今回のコラムでは、妊娠中のトリプタン製剤、特に使用実績の多いスマトリプタンの安全性評価と、臨床現場で求められる患者対応について解説します。
「トリプタン製剤」の基礎知識を知ろう
「トリプタン製剤」は、脳血管のセロトニン(5-HT1B/1D)受容体に作用して、拡張した血管を収縮させるとともに、三叉神経からの炎症物質(CGRPなど)の放出を抑制することで片頭痛を鎮める薬剤です。
現在、国内では「スマトリプタン(イミグラン®)」、「ゾルミトリプタン(ゾーミッグ®)」、「エレトリプタン(レルパックス®)」、「リザトリプタン(マクサルト®)」、「ナラトリプタン(アマージ®)」など5成分が承認されています。
片頭痛の特異的な治療薬として高い効果を持ちますが、その作用機序が血管収縮であることから、虚血性心疾患や脳血管障害のある患者には禁忌とされています。
同じく片頭痛治療薬として古くからある「エルゴタミン製剤」との違いは、エルゴタミン製剤が、強力な子宮収縮作用を持つ麦角アルカロイドであるため、妊娠中は禁忌に指定されていることです。
一方、トリプタン製剤は麦角由来ではなく、頭蓋内血管への選択性が高いため子宮への直接的な収縮作用はほとんどありません。両者のリスク評価は明確に区別して考える必要があります。
有益性投与をどう考える?「スマトリプタン」が推奨される理由
日本の添付文書において、「トリプタン製剤」は「治療上の有益性が危険性を上回ると判断される場合にのみ投与すること」と記載されています。現場の薬剤師としては慎重にならざるを得ない表現ですが、世界的な疫学データを見ると、過度に恐れる必要はないことが分かります。
特に「スマトリプタン」は、世界で最も早く発売されたトリプタン製剤であり、妊娠中の使用に関するデータが豊富です。各国の疫学研究において、妊娠中のスマトリプタン投与による主要な先天異常のリスク増加は認められないという結果が報告されています。

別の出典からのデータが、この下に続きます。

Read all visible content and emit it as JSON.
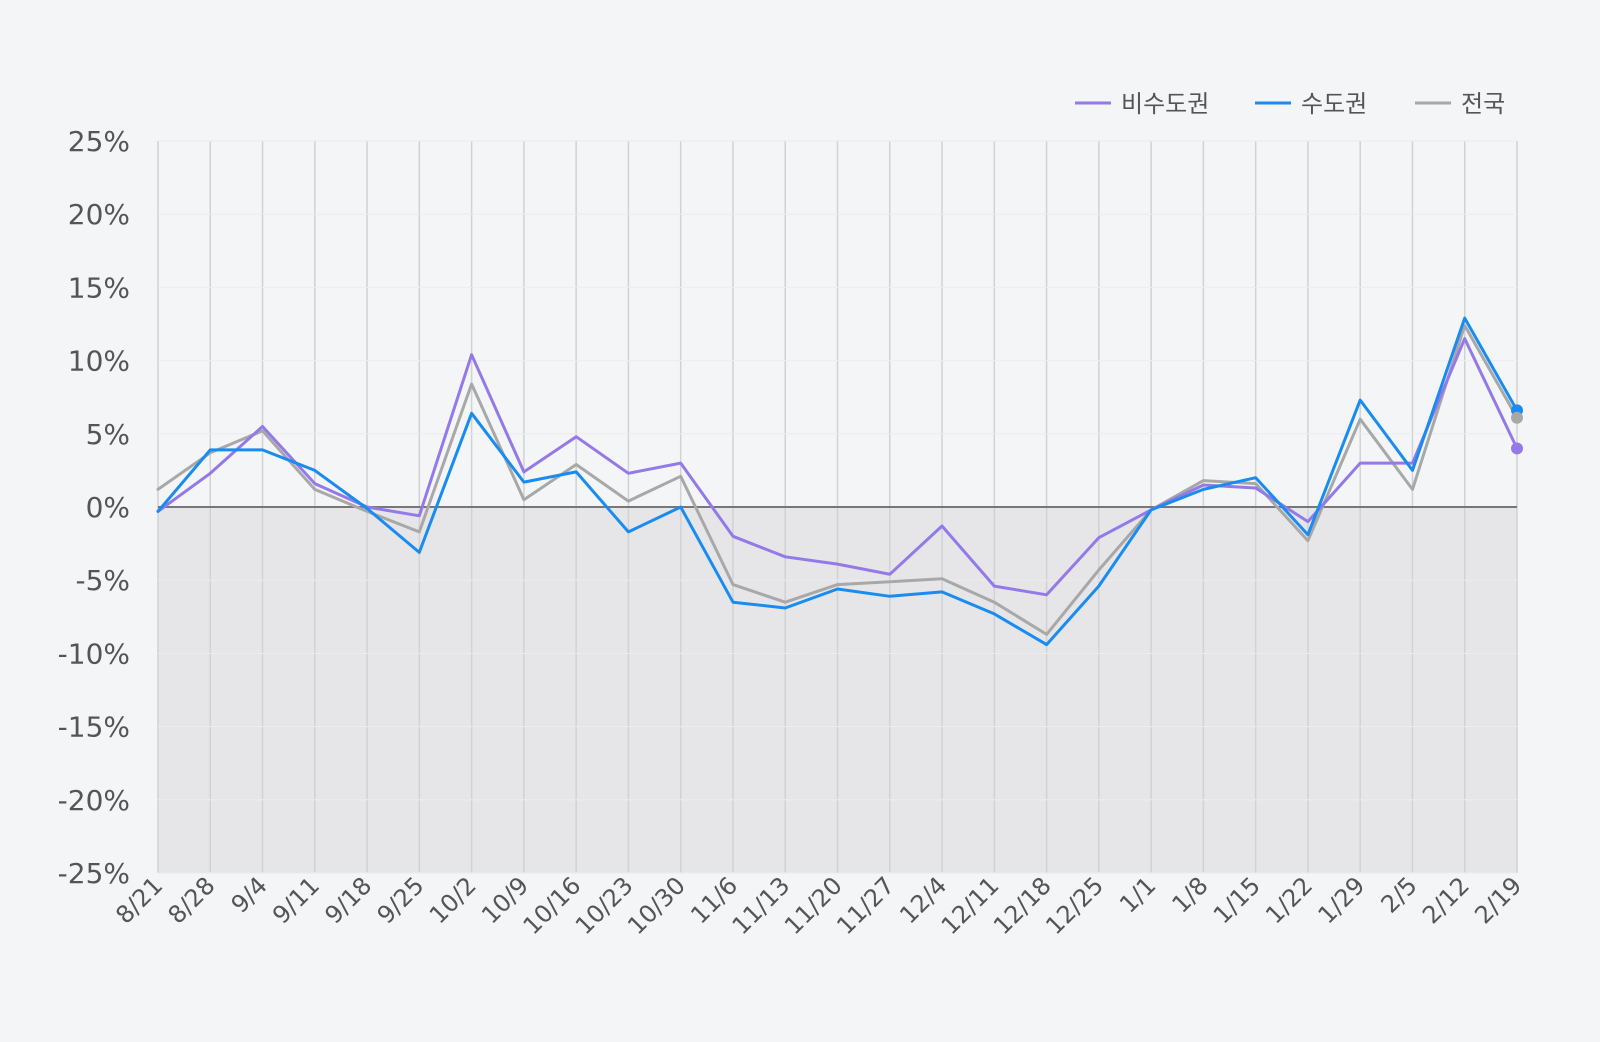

妊娠中の片頭痛発作は、激しい痛みによるストレスや、嘔吐による脱水・栄養障害を引き起こし、母体だけでなく胎児環境にも悪影響を及ぼす可能性があります。
「アセトアミノフェン」や非薬物療法ではコントロールできない重度の発作に対しては、痛みを我慢し続けるリスクよりも、スマトリプタンを用いて速やかに症状を鎮めるメリットの方が大きいと判断されます。